LA PAZ (Reuters) – Bolivian President Evo Morales agreed on Sunday to hold new presidential elections at the recommendation of the Organization of American States (OAS), but opposition figures called on him to give up his candidacy and resign.
Bolivia’s President Evo Morales addresses the media at the presidential hangar in the Bolivian Air Force terminal in El Alto, Bolivia, November 10, 2019. REUTERS/Carlos Garcia Rawlins
The OAS, which conducted an audit of the disputed Oct. 20 election, issued a report earlier on Sunday that found serious irregularities in the vote won by the leftist leader.
Morales’ victory last month sparked widespread protests around the country.
The OAS report said the October vote should be annulled after it had found “clear manipulations” of the voting system that meant it could not verify Morales’ victory, a lead of just over 10 points over his rival Carlos Mesa.
Morales, speaking at a press conference in La Paz, also said he would replace the country’s electoral body. The department has come under heavy criticism after an unexplained halt to the vote count sparked widespread allegations of fraud and prompted the OAS audit.
When questioned about whether he would be a candidate in the new election, Morales told a local radio station that “the candidacies must be secondary; what comes first is to pacify Bolivia,” adding that he has a constitutional duty to finish his term.
The election turmoil has rattled Morales, a survivor of Latin America’s leftist “pink tide” two decades ago, while shaking faith in the stability of Bolivia’s democracy. The crisis threatens to topple the leftist icon at a time when left-leaning leaders have returned to power in Mexico and Argentina.

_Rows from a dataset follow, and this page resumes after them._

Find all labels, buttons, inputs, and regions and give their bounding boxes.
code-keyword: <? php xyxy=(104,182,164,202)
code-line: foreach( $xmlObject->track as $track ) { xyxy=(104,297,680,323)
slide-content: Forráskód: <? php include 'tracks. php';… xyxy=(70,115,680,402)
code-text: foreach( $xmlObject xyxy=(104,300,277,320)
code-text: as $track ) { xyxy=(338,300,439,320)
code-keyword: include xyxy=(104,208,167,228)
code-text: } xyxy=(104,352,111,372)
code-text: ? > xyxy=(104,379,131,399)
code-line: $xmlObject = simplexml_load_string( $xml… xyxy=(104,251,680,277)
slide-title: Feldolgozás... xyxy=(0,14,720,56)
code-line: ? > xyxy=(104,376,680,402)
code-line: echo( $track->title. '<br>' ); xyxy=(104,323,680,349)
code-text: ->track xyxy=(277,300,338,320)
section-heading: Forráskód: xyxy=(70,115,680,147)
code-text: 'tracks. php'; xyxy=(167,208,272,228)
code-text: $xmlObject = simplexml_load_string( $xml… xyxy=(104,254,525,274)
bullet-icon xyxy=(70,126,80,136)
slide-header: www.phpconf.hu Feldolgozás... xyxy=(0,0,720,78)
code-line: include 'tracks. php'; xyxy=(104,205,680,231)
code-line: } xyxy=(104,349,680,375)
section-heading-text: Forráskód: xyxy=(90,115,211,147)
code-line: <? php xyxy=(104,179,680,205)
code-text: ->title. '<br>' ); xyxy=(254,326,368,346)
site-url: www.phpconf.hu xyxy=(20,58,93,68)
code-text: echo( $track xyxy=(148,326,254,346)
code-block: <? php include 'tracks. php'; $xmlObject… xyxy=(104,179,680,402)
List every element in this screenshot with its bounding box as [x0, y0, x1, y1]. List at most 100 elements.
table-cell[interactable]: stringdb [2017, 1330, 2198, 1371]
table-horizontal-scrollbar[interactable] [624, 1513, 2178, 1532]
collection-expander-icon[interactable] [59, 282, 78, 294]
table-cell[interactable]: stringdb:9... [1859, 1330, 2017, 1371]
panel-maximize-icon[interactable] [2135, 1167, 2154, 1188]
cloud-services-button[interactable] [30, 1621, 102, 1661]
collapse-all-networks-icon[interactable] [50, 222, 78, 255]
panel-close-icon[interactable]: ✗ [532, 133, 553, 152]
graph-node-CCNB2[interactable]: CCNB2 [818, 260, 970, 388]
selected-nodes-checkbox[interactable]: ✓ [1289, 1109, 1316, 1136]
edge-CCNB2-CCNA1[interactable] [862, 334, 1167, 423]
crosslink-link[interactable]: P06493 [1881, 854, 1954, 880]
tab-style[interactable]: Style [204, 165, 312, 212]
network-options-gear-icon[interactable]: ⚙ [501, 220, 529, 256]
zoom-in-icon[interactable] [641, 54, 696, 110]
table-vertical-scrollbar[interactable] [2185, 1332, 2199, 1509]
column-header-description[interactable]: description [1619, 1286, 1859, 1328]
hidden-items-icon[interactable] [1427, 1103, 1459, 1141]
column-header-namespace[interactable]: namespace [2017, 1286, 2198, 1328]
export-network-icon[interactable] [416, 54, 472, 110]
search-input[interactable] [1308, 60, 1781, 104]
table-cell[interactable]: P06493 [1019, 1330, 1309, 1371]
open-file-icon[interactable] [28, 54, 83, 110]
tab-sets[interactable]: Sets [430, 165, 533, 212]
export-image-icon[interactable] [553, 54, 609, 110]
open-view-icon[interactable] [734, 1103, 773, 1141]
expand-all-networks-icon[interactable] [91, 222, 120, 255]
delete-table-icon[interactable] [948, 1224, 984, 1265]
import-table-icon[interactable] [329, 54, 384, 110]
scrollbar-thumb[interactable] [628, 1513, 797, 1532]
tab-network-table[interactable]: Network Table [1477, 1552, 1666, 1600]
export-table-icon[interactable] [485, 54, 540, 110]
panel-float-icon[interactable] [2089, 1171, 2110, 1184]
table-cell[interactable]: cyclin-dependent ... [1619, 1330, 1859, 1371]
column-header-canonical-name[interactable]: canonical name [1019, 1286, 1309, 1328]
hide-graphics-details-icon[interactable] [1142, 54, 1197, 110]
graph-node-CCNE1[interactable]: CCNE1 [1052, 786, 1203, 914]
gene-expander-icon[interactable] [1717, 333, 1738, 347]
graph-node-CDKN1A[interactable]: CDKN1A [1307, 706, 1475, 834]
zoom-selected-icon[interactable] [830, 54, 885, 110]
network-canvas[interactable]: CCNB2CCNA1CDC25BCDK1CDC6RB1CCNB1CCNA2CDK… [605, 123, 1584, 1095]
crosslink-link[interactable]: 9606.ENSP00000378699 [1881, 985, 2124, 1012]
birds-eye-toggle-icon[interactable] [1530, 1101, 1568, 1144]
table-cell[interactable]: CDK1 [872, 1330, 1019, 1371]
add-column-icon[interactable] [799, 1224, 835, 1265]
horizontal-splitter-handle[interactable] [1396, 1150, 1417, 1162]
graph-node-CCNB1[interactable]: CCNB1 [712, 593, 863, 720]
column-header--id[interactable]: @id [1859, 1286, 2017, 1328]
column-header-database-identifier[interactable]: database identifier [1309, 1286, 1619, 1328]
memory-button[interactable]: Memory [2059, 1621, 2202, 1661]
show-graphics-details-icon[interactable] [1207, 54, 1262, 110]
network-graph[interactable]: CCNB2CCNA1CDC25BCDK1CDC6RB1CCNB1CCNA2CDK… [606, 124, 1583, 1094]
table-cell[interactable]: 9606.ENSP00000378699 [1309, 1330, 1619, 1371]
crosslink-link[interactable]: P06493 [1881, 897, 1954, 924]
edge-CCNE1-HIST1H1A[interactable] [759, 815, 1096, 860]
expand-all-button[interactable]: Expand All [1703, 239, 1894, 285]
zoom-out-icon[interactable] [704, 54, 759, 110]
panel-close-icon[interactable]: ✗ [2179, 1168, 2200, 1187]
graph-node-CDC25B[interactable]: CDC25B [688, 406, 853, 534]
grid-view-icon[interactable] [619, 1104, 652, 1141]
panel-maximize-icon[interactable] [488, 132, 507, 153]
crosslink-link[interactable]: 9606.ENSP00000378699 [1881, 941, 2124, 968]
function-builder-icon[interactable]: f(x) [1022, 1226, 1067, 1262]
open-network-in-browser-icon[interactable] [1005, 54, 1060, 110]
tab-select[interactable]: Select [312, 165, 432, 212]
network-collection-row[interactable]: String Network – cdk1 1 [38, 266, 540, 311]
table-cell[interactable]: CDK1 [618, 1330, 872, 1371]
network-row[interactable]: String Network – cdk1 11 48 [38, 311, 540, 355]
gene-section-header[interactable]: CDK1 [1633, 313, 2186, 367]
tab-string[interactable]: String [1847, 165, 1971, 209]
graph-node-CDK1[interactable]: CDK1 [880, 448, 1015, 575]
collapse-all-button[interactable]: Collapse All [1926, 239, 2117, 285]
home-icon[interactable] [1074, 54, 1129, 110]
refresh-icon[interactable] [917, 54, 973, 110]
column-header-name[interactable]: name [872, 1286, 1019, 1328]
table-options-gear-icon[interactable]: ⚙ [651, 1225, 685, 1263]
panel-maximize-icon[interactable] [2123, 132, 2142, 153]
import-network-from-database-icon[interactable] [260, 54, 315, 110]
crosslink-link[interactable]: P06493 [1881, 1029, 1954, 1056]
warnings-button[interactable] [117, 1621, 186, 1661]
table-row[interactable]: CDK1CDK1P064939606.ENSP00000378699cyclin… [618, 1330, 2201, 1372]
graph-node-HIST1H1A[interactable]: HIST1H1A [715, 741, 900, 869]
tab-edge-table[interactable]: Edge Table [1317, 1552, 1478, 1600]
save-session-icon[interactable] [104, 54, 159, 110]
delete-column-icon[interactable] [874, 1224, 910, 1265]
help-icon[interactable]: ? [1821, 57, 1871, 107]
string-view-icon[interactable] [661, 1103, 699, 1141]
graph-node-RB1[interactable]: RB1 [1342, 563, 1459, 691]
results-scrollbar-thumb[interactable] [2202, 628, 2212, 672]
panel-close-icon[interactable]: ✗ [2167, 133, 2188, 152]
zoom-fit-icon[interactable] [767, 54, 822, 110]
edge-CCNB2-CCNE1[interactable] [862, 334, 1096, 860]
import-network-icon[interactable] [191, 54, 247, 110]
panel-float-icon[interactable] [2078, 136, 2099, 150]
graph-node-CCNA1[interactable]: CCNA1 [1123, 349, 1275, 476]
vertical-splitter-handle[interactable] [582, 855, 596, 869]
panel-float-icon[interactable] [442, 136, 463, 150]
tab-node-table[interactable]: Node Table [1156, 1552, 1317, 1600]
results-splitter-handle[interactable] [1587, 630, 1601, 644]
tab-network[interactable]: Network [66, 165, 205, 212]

Mesa said Morales and Vice President Alvaro Garcia Linera should not preside over the electoral process or be candidates.
“If you have an iota of patriotism, you should step aside,” Mesa said in a press conference.
Luis Fernando Camacho, a civic leader from the eastern city of Santa Cruz who has become a symbol of the opposition, said the OAS report clearly demonstrated election fraud and reiterated his call for Morales to resign. He said he plans to carry a pre-written resignation letter for Morales to sign to the government palace.
“Today a battle was won, but we will reconfigure the constitutional order and democracy, and only when we can be sure that democracy is solid, will we go home,” Camacho said to a crowd of cheering supporters in La Paz.
Morales, who came to power in 2006 as Bolivia’s first indigenous leader, has defended his election win but had said he would adhere to the findings of the OAS audit.
The weeks-long standoff over the disputed election escalated over the weekend as police forces were seen joining anti-government protests and the military said it would not “confront the people” over the issue.
“The manipulations to the computer systems are of such magnitude that they must be deeply investigated by the Bolivian State to get to the bottom of and assign responsibility in this serious case,” the preliminary OAS report said.
“The first round of the elections held on October 20 must be annulled and the electoral process must begin again,” the OAS added in a separate statement.
Voting should take place as soon as conditions are in place to guarantee it being able to go ahead, including a newly composed electoral body, the OAS said.
The OAS added that it was statistically unlikely that Morales had secured the 10-percentage point margin of victory needed to win outright.